Heute fahren Wochenendausflügler mit Bollerwagen, Kühltasche und Sonnenschirm auf das kleine Eiland d'Aix. Am Strand der autofreien Insel lassen sie es sich gut gehen. Doch, auch wenn es nicht so scheint, die Insel hat in der Vergangenheit Prominenz angelockt: Den Schriftsteller Georges Simenon, die Schauspielerin Catherine Deneuve. Und Napoleon verbrachte auf der Ile d'Aix seine letzten Tage in Freiheit.

Von Franz Nussbaum |
    Das Inselchen d'Aix liegt versteckt zwischen den viel größeren und auch bekannteren Atlantik-Inseln Re und Oleron. Den Hinweis auf Ile d'Aix bekam ich von Madame "Martine". Sie ist meine Vermieterin, eines sogenannten Chambre d'Hotes hier am beschaulichen Flüsschen Charente. Chambre d'Hotes sind Gästezimmer in Privathäusern. Und von Madame erfahre ich, wann Sonntag vormittags das kleine Fährschiff nach Ile d'Aix ablegt. Und dass man spätestens um 17 Uhr mit dem letzten Boot wieder von der autofreien Insel runter muss.
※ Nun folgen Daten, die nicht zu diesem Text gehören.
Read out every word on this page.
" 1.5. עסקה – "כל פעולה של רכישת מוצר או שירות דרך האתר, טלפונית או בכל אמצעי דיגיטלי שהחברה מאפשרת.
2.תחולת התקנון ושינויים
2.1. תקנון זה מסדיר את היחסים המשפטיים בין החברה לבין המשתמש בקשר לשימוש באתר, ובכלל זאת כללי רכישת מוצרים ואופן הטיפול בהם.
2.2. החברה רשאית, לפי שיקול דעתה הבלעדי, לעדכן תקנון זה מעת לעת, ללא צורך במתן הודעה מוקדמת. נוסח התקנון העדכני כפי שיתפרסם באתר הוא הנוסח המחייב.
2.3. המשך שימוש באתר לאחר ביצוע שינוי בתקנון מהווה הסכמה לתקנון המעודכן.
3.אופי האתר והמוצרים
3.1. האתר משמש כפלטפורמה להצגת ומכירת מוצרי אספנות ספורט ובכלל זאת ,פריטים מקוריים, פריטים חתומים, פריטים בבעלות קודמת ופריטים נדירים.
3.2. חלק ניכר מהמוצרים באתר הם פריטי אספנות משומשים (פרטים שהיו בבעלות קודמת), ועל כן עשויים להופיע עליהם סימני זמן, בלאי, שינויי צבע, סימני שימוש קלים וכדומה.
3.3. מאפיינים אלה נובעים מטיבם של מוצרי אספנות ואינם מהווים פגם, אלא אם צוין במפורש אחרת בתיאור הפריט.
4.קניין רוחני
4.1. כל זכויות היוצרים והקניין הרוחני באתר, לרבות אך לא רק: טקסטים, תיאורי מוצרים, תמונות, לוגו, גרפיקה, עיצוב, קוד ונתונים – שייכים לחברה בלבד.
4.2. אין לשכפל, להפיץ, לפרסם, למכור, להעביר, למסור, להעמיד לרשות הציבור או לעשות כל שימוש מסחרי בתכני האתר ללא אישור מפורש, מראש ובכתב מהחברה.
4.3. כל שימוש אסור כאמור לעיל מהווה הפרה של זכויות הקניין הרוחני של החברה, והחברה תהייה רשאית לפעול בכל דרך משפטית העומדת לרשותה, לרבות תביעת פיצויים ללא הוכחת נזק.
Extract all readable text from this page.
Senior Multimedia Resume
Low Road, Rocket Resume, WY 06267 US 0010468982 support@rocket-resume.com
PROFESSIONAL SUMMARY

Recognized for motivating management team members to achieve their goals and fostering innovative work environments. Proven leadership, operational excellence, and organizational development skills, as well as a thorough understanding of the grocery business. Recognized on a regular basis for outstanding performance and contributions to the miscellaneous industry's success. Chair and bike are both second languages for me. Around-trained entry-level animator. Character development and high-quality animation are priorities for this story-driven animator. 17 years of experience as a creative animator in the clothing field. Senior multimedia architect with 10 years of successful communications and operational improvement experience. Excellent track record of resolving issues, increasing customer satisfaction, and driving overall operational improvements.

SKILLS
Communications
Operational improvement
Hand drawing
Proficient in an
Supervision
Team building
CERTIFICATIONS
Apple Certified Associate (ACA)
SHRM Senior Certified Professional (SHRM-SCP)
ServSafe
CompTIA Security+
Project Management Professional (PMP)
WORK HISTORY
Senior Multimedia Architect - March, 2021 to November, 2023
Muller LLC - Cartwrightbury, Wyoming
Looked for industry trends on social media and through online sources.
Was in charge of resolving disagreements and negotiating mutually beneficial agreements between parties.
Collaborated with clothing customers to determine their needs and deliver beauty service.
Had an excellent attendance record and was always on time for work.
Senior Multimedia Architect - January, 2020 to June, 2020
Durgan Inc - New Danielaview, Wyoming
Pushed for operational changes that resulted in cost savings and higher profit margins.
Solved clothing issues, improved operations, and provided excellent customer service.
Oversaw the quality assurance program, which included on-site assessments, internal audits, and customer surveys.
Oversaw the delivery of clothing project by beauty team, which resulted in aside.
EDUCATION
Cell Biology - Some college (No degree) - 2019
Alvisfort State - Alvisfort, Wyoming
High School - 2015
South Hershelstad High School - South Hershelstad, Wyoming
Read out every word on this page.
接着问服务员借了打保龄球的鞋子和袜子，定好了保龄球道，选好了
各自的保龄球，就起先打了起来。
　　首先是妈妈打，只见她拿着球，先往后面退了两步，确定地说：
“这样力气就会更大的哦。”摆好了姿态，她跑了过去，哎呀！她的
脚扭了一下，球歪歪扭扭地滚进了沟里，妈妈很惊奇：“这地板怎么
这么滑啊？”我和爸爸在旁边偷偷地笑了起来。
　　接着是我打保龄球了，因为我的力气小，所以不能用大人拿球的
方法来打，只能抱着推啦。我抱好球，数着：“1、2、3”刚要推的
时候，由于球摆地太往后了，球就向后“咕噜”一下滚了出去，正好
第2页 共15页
    Und so stoßen wir - hier - im kleinen Fischerei-Hafen von Fouras auf eine schon längere Schlange französischer Großfamilien - mit Kind und Kegel und Hund und Bollerwagen, hoch beladen für ein sonntägliches Picknick im Grünen: Kühltaschen, Baguette, Fußbälle, Liegen und Sonnenschirme. Und warum es ratsam ist, das alles selber mitzunehmen auf Napoleons Insel, auch diesen Tipp gibt Madame. Denn die Preise seien auf der Insel wie der Atlantik - stark gesalzen!
    Leinen los, wir legen ab. Wir kommen immer wieder vorüber an winzigen Eilanden - und alle tragen Festungen. Sie gehören zu einem verflochtenen System von Bollwerken, begonnen in der Zeit Ludwig XIV.. Und schließlich kommt die kleine Ile d'Aix näher. Die beiden Leuchttürme, der gleißend weiße Strand, wir erkennen auch das Inseldörfchen. Rund 300 Leute sollen hier fest wohnen, jedenfalls in den Sommermonaten. Und wir sehen - auch hier auf der Insel - Festungsanlagen, Forts, Kasematten, wehrhafte Tore. Sabine Estor:
    "Im 18. Jahrhundert waren La Rochelle und besonders Rochefort Ausgangshäfen für den Überseehandel nach Nordamerika - und das in starker Konkurrenz mit Großbritannien. Das war ein richtiger Handelskrieg. Und deshalb hat der große Finanzminister Colbert seinen König, Ludwig XIV. überzeugt, dass der wichtige Handel mit den Kolonien sehr leicht durch die Engländer gestört werden kann. Und Colbert war auch der Minister für die Marine. Und deshalb plant er mit Marschall Vauban ein strategisches System von Forts. So können sich die Inseln gegenseitig durch Kanonen sperren, damit kein feindliches Schiff hier eindringen kann."

    Und Sie zeigen mir dazu eine alte Zeichnung mit rund zwölf bis 15 englischen Karavellen mit Kanonen, unter Segeln. Ein Schiff explodiert gerade mit einem Volltreffer wohl in seine Pulverkammer.

    "Und Spötter sagen, dass Ludwig XIV. für dieses Sicherungssystem - hier - fast genauso viel ausgegeben hat wie für sein neuen Schlossbau in Versailles. Colbert war ein Finanzgenie, in seine linken Hosentasche verwahrt er die Steuereinnahmen. Und in der anderen Tasche hatte er die Extrawünsche seines Monarchen. Und den muss er immer bei Laune halten."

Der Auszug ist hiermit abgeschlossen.